18. Intellectual Property Rights
18.1. All intellectual property rights in relation to Our Products, together with the documents provided by Us, such as advice, brochures, photos, designs, plans, etc., remain exclusively with Us, Our licensors or their suppliers, unless expressly agreed otherwise in writing.
18.2. The Client shall only acquire the rights of use that have been expressly granted by these Terms and Conditions, the Contract concluded in Writing between the parties, and by law. A right of use accruing to the Client is non-exclusive, non-transferable, non-pledgeable and non-sublicensable.
18.3. All information, in the broadest sense of the word, including business information focused on specific characteristics of Us or Our Products that are provided in relation to an offer or a Contract, is strictly confidential and may not be passed on by the Client to third parties.
18.4. The Client shall not remove or change any indication(s) regarding the confidential nature or copyrights, patent rights, trademarks, trade names or any other intellectual property right of the Products or of the documents described in the previous paragraph that belong to Us, Our licensors or their suppliers.
19. Final provisions
19.1 The Client cannot transfer his Contract or order, or any other right arising from the Contract, order or these Terms and Conditions, to third parties. This clause has property law effect as referred to in Article 3:83 paragraph 2 of the Dutch Civil Code.
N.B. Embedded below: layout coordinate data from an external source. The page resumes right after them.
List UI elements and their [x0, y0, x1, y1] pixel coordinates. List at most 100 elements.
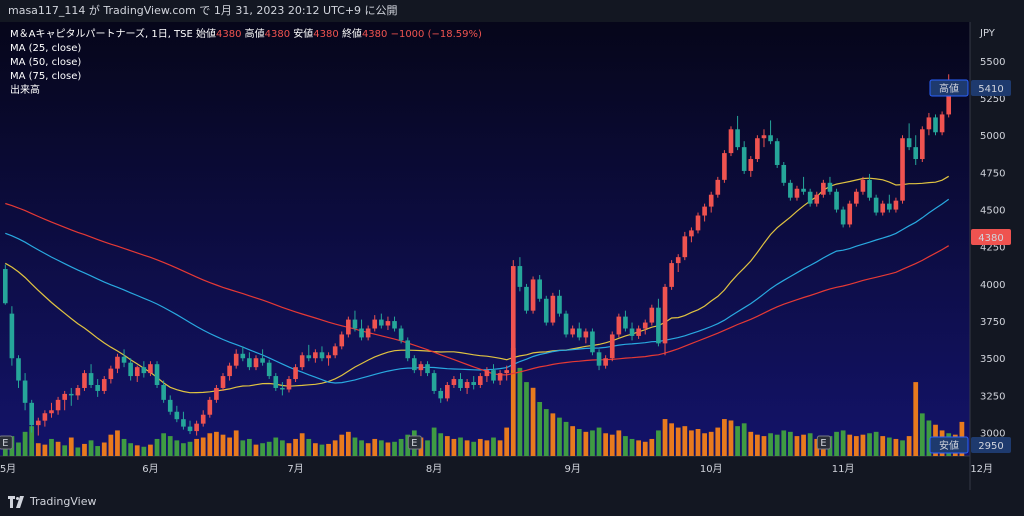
candle [873, 194, 879, 216]
volume-bar [926, 420, 932, 456]
volume-bar [253, 444, 259, 456]
candle-body [273, 376, 279, 388]
candle [82, 370, 87, 391]
legend-symbol[interactable]: M＆Aキャピタルパートナーズ, 1日, TSE [10, 29, 193, 40]
volume-bar [807, 433, 813, 456]
candle-layer [2, 74, 952, 436]
legend-ma25[interactable]: MA (25, close) [10, 43, 82, 54]
candle [748, 156, 754, 177]
candle-body [280, 387, 285, 390]
price-axis[interactable]: 5500 5250 5000 4750 4500 4250 4000 3750 3500 3250… [980, 57, 1005, 440]
price-axis-background [970, 22, 1024, 490]
candle-body [728, 129, 734, 154]
volume-bar [286, 443, 292, 456]
volume-bar [194, 438, 199, 456]
candle-body [926, 117, 932, 130]
volume-bar [385, 442, 391, 456]
candle-body [840, 209, 846, 225]
candle-body [854, 191, 859, 204]
candle-body [741, 147, 747, 171]
candle-body [438, 390, 444, 399]
volume-bar [398, 438, 404, 456]
price-tick-label: 3500 [980, 354, 1005, 365]
candle-body [233, 353, 239, 366]
volume-bar [886, 437, 892, 456]
candle [847, 200, 853, 228]
candle-body [161, 384, 166, 400]
price-tag: 4380 [971, 229, 1011, 245]
volume-bar [603, 433, 609, 456]
candle [939, 111, 945, 136]
candle [148, 361, 153, 377]
candle-body [616, 316, 622, 335]
candle [887, 194, 892, 213]
legend-ma75[interactable]: MA (75, close) [10, 71, 82, 82]
legend-ma50[interactable]: MA (50, close) [10, 57, 82, 68]
candle-body [464, 382, 470, 388]
candle [583, 328, 589, 344]
volume-bar [438, 433, 444, 456]
candle-body [200, 414, 206, 424]
candle-body [313, 352, 318, 359]
candle-body [530, 279, 536, 311]
candle [2, 264, 8, 305]
volume-bar [115, 430, 120, 456]
volume-bar [167, 436, 173, 456]
volume-bar [339, 434, 345, 456]
candle [768, 120, 773, 145]
volume-bar [352, 437, 358, 456]
volume-bar [669, 423, 674, 456]
candle [477, 373, 483, 388]
candle [656, 298, 661, 347]
volume-bar [2, 448, 8, 456]
candle [240, 346, 246, 362]
time-axis[interactable]: 5月6月7月8月9月10月11月12月20232月 [0, 463, 1024, 475]
candle [933, 114, 938, 136]
tradingview-logo[interactable]: TradingView [8, 494, 96, 510]
volume-layer [2, 348, 965, 456]
volume-bar [306, 438, 312, 456]
candle-body [207, 399, 213, 415]
candle [458, 373, 463, 391]
price-chart[interactable]: E E E 5500 5250 5000 4750 4500 4250 4000 3750 3500… [0, 22, 1024, 490]
volume-bar [88, 440, 94, 456]
price-tick-label: 5500 [980, 57, 1005, 68]
candle [141, 361, 147, 378]
volume-bar [735, 426, 740, 456]
candle [134, 365, 140, 383]
legend-volume[interactable]: 出来高 [10, 85, 40, 96]
price-tag-label-box [929, 79, 969, 97]
candle-body [425, 364, 430, 374]
candle [807, 188, 813, 207]
legend-open-value: 4380 [216, 29, 242, 40]
candle [398, 325, 404, 344]
candle [497, 370, 503, 385]
volume-bar [609, 434, 615, 456]
candle-body [49, 410, 54, 414]
candle-body [557, 295, 562, 314]
candle-body [247, 358, 252, 368]
candle-body [445, 384, 450, 399]
candle-body [735, 129, 740, 148]
volume-bar [853, 436, 859, 456]
legend-close-value: 4380 [361, 29, 388, 40]
volume-bar [774, 434, 780, 456]
price-tag-value: 5410 [978, 84, 1003, 95]
price-tick-label: 4250 [980, 243, 1005, 254]
candle [636, 325, 641, 339]
candle [365, 325, 371, 341]
volume-bar [266, 441, 272, 456]
candle-body [682, 236, 688, 258]
volume-bar [68, 437, 74, 456]
earnings-marker-label: E [820, 438, 826, 449]
candle-body [517, 266, 523, 287]
volume-bar [431, 427, 437, 456]
volume-bar [101, 442, 107, 456]
currency-label: JPY [979, 28, 996, 39]
volume-bar [273, 437, 279, 456]
candle [603, 355, 608, 369]
candle [596, 349, 602, 371]
candle-body [326, 355, 331, 359]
19.2 We reserve the right to unilaterally amend these Terms and Conditions. We will inform the Client of the amended provisions. The changes shall apply and form part of the contractual relationship with the Client, unless the Client has objected to this in Writing within a period of six (6) weeks following notification of the changes.
20. Governing Law and Disputes
20.1 These Terms and Conditions and all agreements and obligations to which they apply are governed exclusively by Dutch law.
20.2 All disputes regarding the performance and/or interpretation of these Terms and Conditions, as well as the agreements and obligations to which they apply, will be settled exclusively according to Dutch law by the court of Oost-Brabant in 's-Hertogenbosch, unless the subdistrict court, under mandatory legal provisions, is competent to decide such a dispute and unless we are permitted to apply to another court.
20.3 In case of disagreement regarding the interpretation of these Terms and Conditions, the Dutch text is binding.